Tuesday, July 7, 2015

IIPC Preservation Working Group

The Internet Archive has by far the largest archive of Web content but its preservation leaves much to be desired. The collection is mirrored between San Francisco and Richmond in the Bay Area, both uncomfortably close to the same major fault systems. There are partial copies in the Netherlands and Egypt, but they are not synchronized with the primary systems.

Now, Andrea Goethals and her co-authors from the IIPC Preservation Working Group have a paper entitled Facing the Challenge of Web Archives Preservation Collaboratively that reports on a survey of Web archives' preservation activities in the following areas; Policy, Access, Preservation Strategy, Ingest, File Formats and Integrity. They conclude:
This survey also shows that long term preservation planning and strategies are still lacking to ensure the long term preservation of web archives. Several reasons may explain this situation: on one hand, web archiving is a relatively recent field for libraries and other heritage institutions, compared for example with digitization; on the other hand, web archives preservation presents specific challenges that are hard to meet.
I discussed the problem of creating and maintaining a remote backup of the Internet Archive's collection in The Opposite of LOCKSS. The Internet Archive isn't alone in having less than ideal preservation of its collection. It's clear the major challenges are the storage and bandwidth requirements for Web archiving, and their rapid growth. Given the limited resources available, and the inadequate reliability of current storage technology, prioritizing collecting more content over preserving the content already collected is appropriate.


brewsterkahle said...

Thank you David for working in this area, it is extremely important.

You start off with: "The Internet Archive has by far the largest archive of Web content but its preservation leaves much to be desired." Ouch.

After recovering somewhat, maybe the framing of the problem might not be the best for where we are, as a field.

Just as a research library tends to have many collections, and different access and preservation strategies for these collections, maybe it is time to think of it that way in the digital world.

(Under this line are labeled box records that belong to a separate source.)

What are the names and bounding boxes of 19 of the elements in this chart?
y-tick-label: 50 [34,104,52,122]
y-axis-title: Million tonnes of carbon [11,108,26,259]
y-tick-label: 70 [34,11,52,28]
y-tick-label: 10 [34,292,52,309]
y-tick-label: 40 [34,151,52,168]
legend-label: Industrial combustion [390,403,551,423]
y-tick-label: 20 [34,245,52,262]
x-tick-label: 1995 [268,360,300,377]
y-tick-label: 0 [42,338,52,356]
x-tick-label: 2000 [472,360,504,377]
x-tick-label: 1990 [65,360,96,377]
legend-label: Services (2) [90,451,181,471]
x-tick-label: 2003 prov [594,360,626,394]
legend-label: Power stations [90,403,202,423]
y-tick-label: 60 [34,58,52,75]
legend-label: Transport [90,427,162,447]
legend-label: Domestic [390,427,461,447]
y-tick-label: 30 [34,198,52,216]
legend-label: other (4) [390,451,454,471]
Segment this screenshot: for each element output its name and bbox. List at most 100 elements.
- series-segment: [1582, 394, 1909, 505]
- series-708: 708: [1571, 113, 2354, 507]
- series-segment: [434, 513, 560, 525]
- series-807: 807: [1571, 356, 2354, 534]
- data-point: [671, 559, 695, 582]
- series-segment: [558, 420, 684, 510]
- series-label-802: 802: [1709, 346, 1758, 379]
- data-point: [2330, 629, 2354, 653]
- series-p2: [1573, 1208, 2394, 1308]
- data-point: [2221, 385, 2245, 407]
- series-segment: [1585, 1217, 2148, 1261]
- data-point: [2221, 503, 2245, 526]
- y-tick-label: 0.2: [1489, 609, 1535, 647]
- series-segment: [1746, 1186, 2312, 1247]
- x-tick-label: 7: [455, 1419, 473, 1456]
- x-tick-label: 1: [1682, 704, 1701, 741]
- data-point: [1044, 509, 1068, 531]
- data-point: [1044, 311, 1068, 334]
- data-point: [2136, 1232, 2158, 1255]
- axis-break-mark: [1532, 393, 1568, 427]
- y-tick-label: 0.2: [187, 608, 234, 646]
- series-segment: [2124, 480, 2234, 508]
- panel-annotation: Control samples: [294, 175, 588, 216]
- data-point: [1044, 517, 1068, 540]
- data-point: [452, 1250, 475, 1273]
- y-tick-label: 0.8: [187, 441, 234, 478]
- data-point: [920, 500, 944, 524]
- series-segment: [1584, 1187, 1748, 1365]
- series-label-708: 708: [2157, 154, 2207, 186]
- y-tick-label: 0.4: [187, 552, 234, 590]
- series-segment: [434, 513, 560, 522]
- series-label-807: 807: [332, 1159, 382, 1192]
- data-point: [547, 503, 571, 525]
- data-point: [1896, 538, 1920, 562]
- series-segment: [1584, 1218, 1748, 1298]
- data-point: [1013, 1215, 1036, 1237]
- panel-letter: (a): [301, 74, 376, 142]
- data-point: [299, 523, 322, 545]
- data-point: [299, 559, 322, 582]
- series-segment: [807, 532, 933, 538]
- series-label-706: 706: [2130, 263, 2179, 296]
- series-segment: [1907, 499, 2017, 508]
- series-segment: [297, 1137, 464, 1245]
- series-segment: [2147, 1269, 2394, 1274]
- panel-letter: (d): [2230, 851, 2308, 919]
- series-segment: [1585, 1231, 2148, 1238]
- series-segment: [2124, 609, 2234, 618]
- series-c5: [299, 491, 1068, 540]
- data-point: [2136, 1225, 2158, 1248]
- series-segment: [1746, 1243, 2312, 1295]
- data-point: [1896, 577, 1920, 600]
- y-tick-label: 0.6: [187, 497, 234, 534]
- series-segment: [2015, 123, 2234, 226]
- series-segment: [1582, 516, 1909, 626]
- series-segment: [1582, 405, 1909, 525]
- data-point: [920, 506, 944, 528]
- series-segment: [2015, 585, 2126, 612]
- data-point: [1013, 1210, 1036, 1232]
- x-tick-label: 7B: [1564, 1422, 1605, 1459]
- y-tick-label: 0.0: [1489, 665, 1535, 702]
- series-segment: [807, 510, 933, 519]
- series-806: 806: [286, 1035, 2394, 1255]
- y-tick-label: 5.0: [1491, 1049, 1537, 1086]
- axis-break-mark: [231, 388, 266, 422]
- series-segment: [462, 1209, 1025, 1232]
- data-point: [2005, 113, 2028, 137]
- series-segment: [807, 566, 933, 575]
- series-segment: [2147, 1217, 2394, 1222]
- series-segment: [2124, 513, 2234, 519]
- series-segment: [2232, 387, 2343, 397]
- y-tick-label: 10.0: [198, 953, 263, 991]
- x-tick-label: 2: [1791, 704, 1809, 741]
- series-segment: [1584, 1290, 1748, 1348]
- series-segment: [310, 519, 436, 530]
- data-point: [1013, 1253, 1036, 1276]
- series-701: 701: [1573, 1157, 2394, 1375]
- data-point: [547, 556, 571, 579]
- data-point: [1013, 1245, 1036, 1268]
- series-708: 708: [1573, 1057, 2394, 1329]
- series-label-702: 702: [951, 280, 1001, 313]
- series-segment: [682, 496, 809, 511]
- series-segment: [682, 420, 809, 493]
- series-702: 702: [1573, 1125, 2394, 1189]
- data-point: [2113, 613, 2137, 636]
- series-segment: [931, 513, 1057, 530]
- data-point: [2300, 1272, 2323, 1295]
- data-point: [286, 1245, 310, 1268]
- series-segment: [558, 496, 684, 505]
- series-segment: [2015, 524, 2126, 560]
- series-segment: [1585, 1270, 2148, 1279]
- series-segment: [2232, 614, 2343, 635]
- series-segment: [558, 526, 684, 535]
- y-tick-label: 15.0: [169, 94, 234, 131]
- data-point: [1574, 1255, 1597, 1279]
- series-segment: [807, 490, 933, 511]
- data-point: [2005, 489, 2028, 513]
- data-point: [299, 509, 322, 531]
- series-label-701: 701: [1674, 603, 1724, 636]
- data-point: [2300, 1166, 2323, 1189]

The Internet Archive has thousands of collections it maintains, and over 3,000 web collections alone. These are often quite distinct, have different provenance, different access conditions, preservation strategies, and the like.

Many of these collections are the results of collaborations with other organizations and in many circumstances means there are multiple copies in these organizations. Some are on tape, some are in different repositories, some are on offline hard drives, some are spinning other places.

We actively encourage people to make copies of the collections we collaborate on. We have tools to help, offer making hard drive copies a service, and are working on new API's to make it even easier.

It might have been my fault by not putting an "s" on the end of Internet Archive, but we do not think of a singular archive.

As someone said: Lots of Copies Keeps Stuff Safe :)


Tobias Steinke said...

But it is not just about lots of copies. Digital preservation is also about enabling future generations accessing a content that was originally made for other hardware and software, This problem might not be so obvious for web archiving, but it should be something to think about and plan for nevertheless. Our article and work in the IIPC PWG are focused on this problem.